Flynn sat in the middle of the room, his leg ticcing, clutching his folder for dear life. He had taken so long to sit down, his backside hovering like a helium balloon, that Charlene had suggested taking a siesta while they waited, making him suddenly take a seat. Clara was by the window, Judson having faded into the ether during the fracas. Charlene was now seated behind the table again, glancing nervously around her, not sure what was going to happen next. But Clara surprisingly seemed to have the Library on a leash, so Charlene dared to open the interview with an insult, narrowing her eyes at Flynn as she spoke.

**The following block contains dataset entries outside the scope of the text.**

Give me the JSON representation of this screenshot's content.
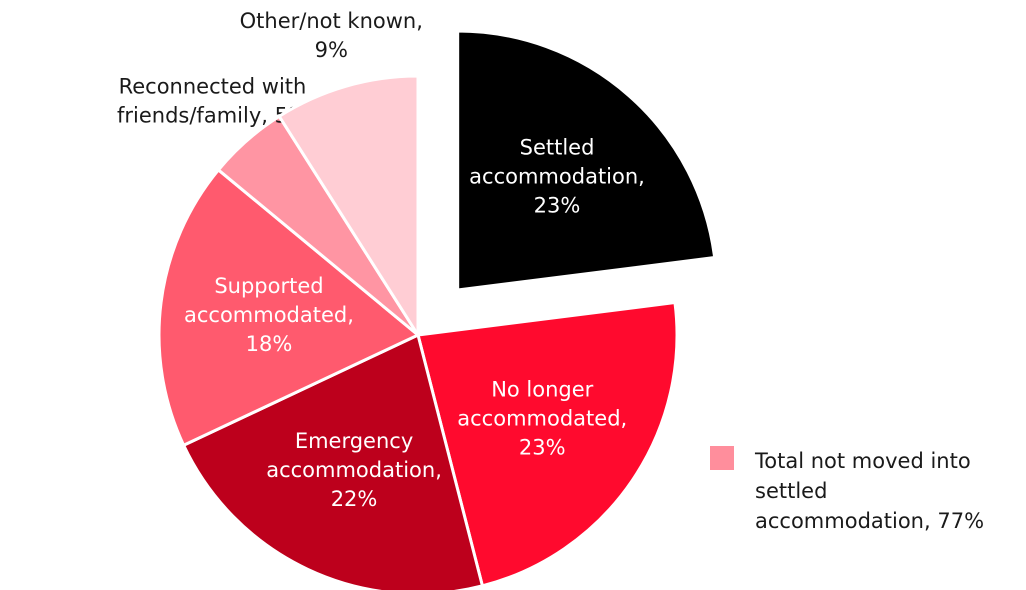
{
  "chart_data": {
    "type": "pie",
    "categories": [
      "Settled accommodation",
      "No longer accommodated",
      "Emergency accommodation",
      "Supported accommodated",
      "Reconnected with friends/family",
      "Other/not known"
    ],
    "values": [
      23,
      23,
      22,
      18,
      5,
      9
    ],
    "value_labels": [
      [
        "Settled",
        "accommodation,",
        "23%"
      ],
      [
        "No longer",
        "accommodated,",
        "23%"
      ],
      [
        "Emergency",
        "accommodation,",
        "22%"
      ],
      [
        "Supported",
        "accommodated,",
        "18%"
      ],
      [
        "Reconnected with",
        "friends/family, 5%"
      ],
      [
        "Other/not known,",
        "9%"
      ]
    ],
    "colors": [
      "#000000",
      "#ff0a2e",
      "#bd001c",
      "#ff5a6e",
      "#ff95a3",
      "#ffcdd4"
    ],
    "label_colors": [
      "#ffffff",
      "#ffffff",
      "#ffffff",
      "#ffffff",
      "#1a1a1a",
      "#1a1a1a"
    ],
    "exploded": [
      true,
      false,
      false,
      false,
      false,
      false
    ],
    "legend": {
      "label": [
        "Total not moved into",
        "settled",
        "accommodation, 77%"
      ],
      "color": "#ff8e9c"
    }
  }
}
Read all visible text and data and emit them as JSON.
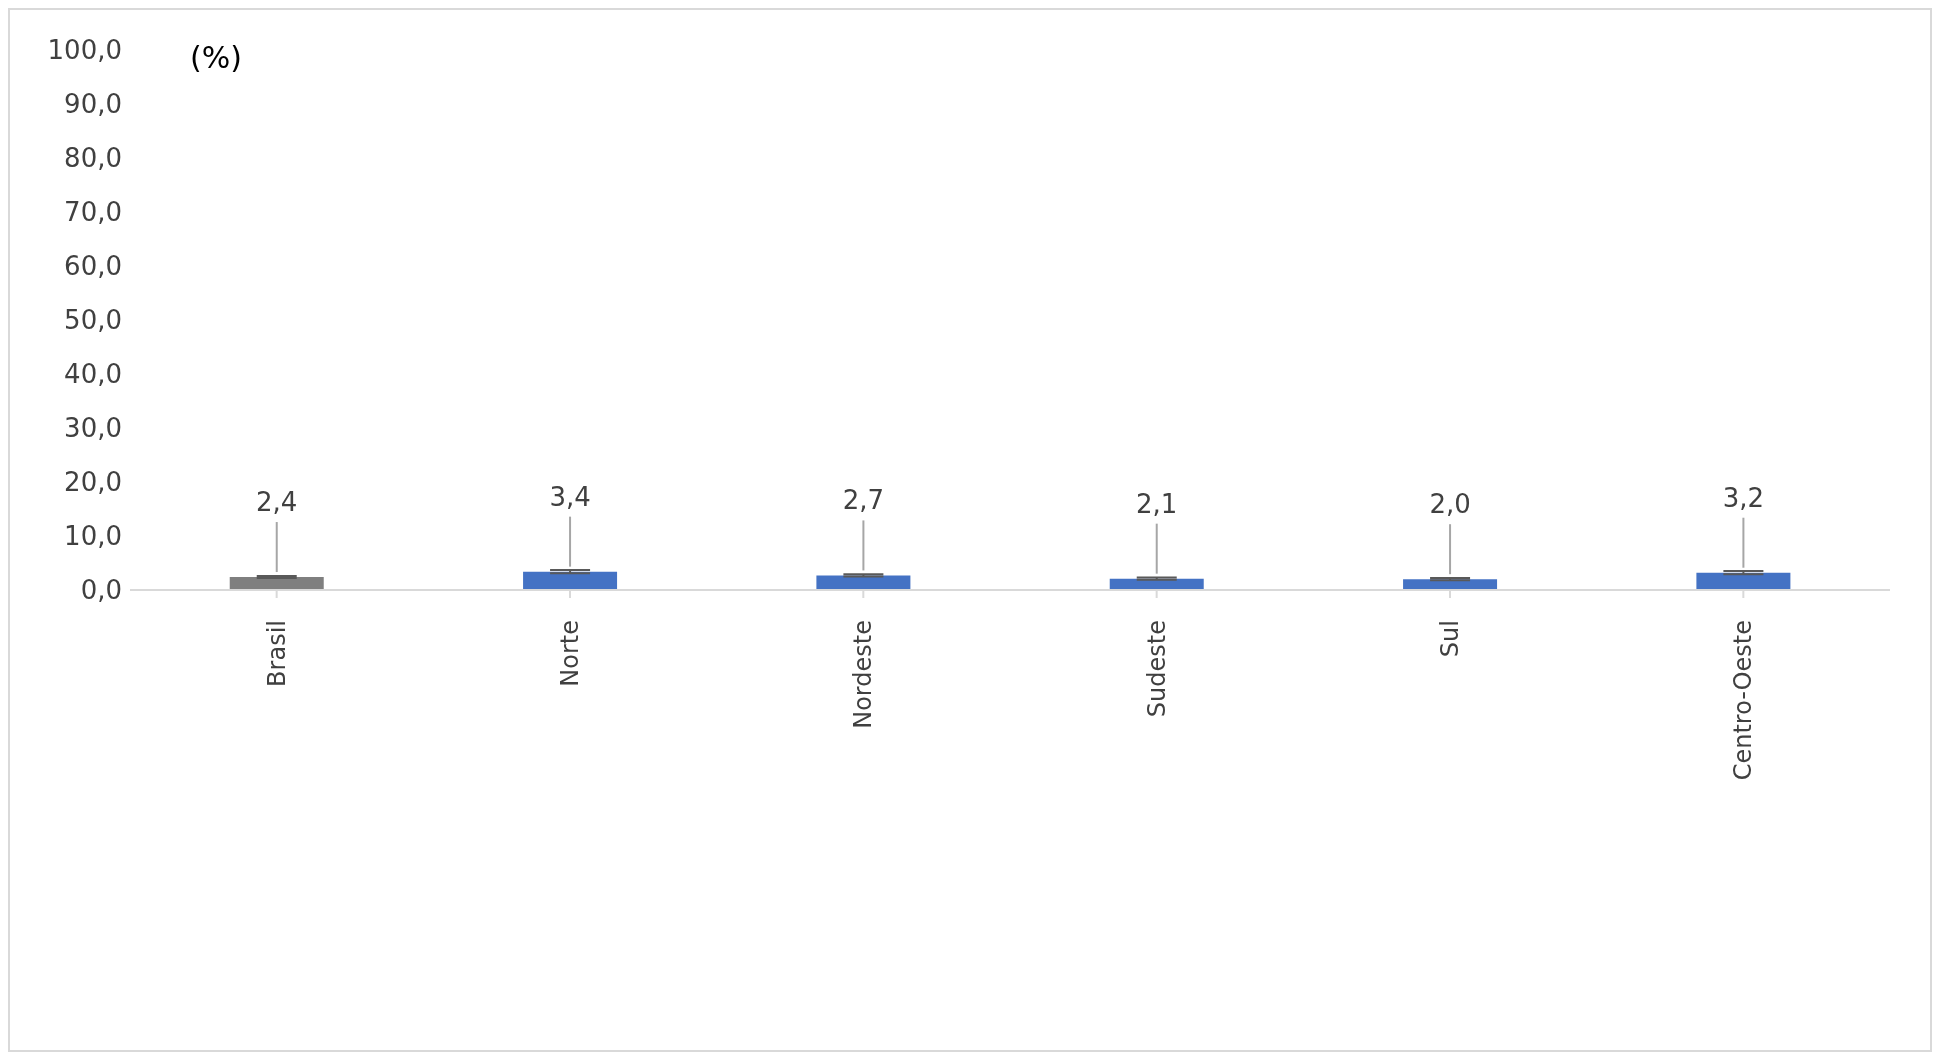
{
  "chart_data": {
    "type": "bar",
    "ylabel": "(%)",
    "categories": [
      "Brasil",
      "Norte",
      "Nordeste",
      "Sudeste",
      "Sul",
      "Centro-Oeste"
    ],
    "values": [
      2.4,
      3.4,
      2.7,
      2.1,
      2.0,
      3.2
    ],
    "colors": [
      "#7f7f7f",
      "#4472c4",
      "#4472c4",
      "#4472c4",
      "#4472c4",
      "#4472c4"
    ],
    "errors": [
      0.2,
      0.3,
      0.2,
      0.2,
      0.2,
      0.3
    ],
    "ylim": [
      0,
      100
    ],
    "yticks": [
      {
        "value": 0,
        "label": "0,0"
      },
      {
        "value": 10,
        "label": "10,0"
      },
      {
        "value": 20,
        "label": "20,0"
      },
      {
        "value": 30,
        "label": "30,0"
      },
      {
        "value": 40,
        "label": "40,0"
      },
      {
        "value": 50,
        "label": "50,0"
      },
      {
        "value": 60,
        "label": "60,0"
      },
      {
        "value": 70,
        "label": "70,0"
      },
      {
        "value": 80,
        "label": "80,0"
      },
      {
        "value": 90,
        "label": "90,0"
      },
      {
        "value": 100,
        "label": "100,0"
      }
    ],
    "value_labels": [
      "2,4",
      "3,4",
      "2,7",
      "2,1",
      "2,0",
      "3,2"
    ],
    "grid": false,
    "legend": false
  }
}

"Corduroy went out with the Bay City Rollers, buddy," she said, gesturing to his suit, "so I can see you won't be saving the world with your sense of style, that's for sure."
"Don't you mean plaid?" Flynn said nervously, reluctantly remembering the Bay City Rollers from his mother's record collection, their tartan turn-out hard to forget in a hurry.
"Don't start getting smart with me, sonny boy," Charlene retorted, "I don't know what the hell is going on, but your broad says you're the Librarian, so show us shucks what you got."
"I'm the what?" Flynn said incredulously, glancing at Clara, who was hopping from one foot to the other in frustration.
"Show me!"
Flynn cleared his throat, trying to hide his shaking hands behind his back, only to drop his folder. "Uh," he began, abandoning all efforts to retrieve it to study Charlene instead, nearly going cross-eyed with the effort, "you have mononucleosis, your marriage broke up two months ago, you broke your nose when you were four and you live with three cats. Is that what you had in mind?"
Charlene just stared at him, shellshocked.
"Swollen parajugular lymph nodes," Flynn said, indicating his neck and eyes, "distended eyelids are clearly mono. It takes about three months for an indentation on the ring finger to completely disappear – yours is approximately two thirds gone and your plastic surgeon gave you a terminus paralateral scar, which is usually given only to children under the age of six, plus I can clearly see three distinctive types of cat hair, a white Himalayan, a tortoiseshell and an orange-striped tabby."
Clara exhaled sharply, not realising she had been holding her breath.
"I didn't break my nose until I was five," Charlene said stiffly, only to jump as Judson's voice echoed around the entrance hall.
"What is more important than knowledge?" Judson intoned mystically, making Clara roll her eyes.
Flynn turned wildly on the spot, trying to locate the source of the voice, having a Wizard of Oz moment. "The things that make life worth living," he said nervously, glancing at Clara as he spoke, "can't be thought here," he tapped the side of his head, remembering his mother's voice, giving his own one strength, "and must be felt... here?" He placed his hand over his heart almost hopefully, making Charlene's lips curl downwards.
Judson walked through the wall again, applauding Flynn's answer, making Flynn nearly fall down in shock, Charlene standing up, glancing up at the ceiling almost nervously, expecting it to fall down. The chair span across the room again, Flynn leaping back like a scalded cat, a playful tug of wind pulling on Clara's hair, making her whisper 'thank you' to the empty air, knowing that the Library had listened this time.